No sábado, 4 de maio, Fumio Kishida foi a São Paulo, onde se encontrou com empresários e membros da comunidade nikkei e, durante a tarde, palestrou na Faculdade de Direito da Universidade de São Paulo (USP), no Largo São Francisco. 

O Primeiro Ministro discursou sobre as políticas diplomáticas japonesas na América Latina em um discurso intitulado Pavimentando o caminho para a ‘dignidade humana’ junto com a América Latina”. A palestra durou aproximadamente 40 minutos e teve, entre os presentes, membros da comunidade acadêmica: alunos de Relações Internacionais, professores e o reitor da USP Carlos Gilberto Carlotti Jr. 

Antes da cerimônia, houve um encontro de reitores brasileiros e japoneses, que assinaram uma parceria entre a Universidade de São Paulo e a Universidade de Tsukuba, visando promover um intercâmbio acadêmico mais ativo entre os países.


América Latina e Japão: uma relação marcada pela cooperação

Em seu discurso, o Primeiro Ministro ressaltou diversas vezes a relação de cooperação entre o Japão e os países da América Latina e Caribe, com destaque para o Brasil, que concentra a maior população de japoneses e descendentes fora do Japão.
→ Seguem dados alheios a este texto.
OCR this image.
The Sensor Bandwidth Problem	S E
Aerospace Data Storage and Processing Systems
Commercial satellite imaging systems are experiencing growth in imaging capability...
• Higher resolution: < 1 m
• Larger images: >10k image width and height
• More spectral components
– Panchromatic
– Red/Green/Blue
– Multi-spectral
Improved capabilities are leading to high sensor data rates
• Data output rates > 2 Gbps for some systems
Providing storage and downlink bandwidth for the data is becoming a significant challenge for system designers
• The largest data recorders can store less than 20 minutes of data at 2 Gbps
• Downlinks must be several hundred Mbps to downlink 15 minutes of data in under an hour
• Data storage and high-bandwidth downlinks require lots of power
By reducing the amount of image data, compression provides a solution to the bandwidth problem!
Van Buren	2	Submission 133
Em um tom descontraído, Kishida falou sobre o apreço que os brasileiros têm com a comida japonesa, citando a “sakerinha” e as diversas temakerias espalhadas pelo Brasil.

Kishida ressaltou que o Japão aprendeu muito com os países latinos e caribenhos e relembrou que, em 1956, quando o Japão, derrotado na Segunda Guerra Mundial, solicitou sua adesão às Nações Unidas, todos os países da América Latina e o Caribe o apoiaram


O caminho apresentado por Kishida

Após uma breve introdução, Kishida defendeu que a dignidade humana deveria ser o ponto de partida para a cooperação entre os países. O Primeiro Ministro argumentou que, para proporcionarmos a dignidade humana como princípio universal, é preciso criar um mundo de paz e estabilidade, garantir o Estado de Direito, buscar superar os desafios climáticos, de saúde e desigualdade e trabalharmos rumo à prosperidade..Natural de Hiroshima, Kishida defendeu um “mundo livre sem armas nucleares” como objetivo comum.

“O Japão é o único país que sofreu com bombas atômicas em uma guerra, enquanto a América Latina e o Caribe se tornaram a primeira zona livre de armas nucleares do mundo”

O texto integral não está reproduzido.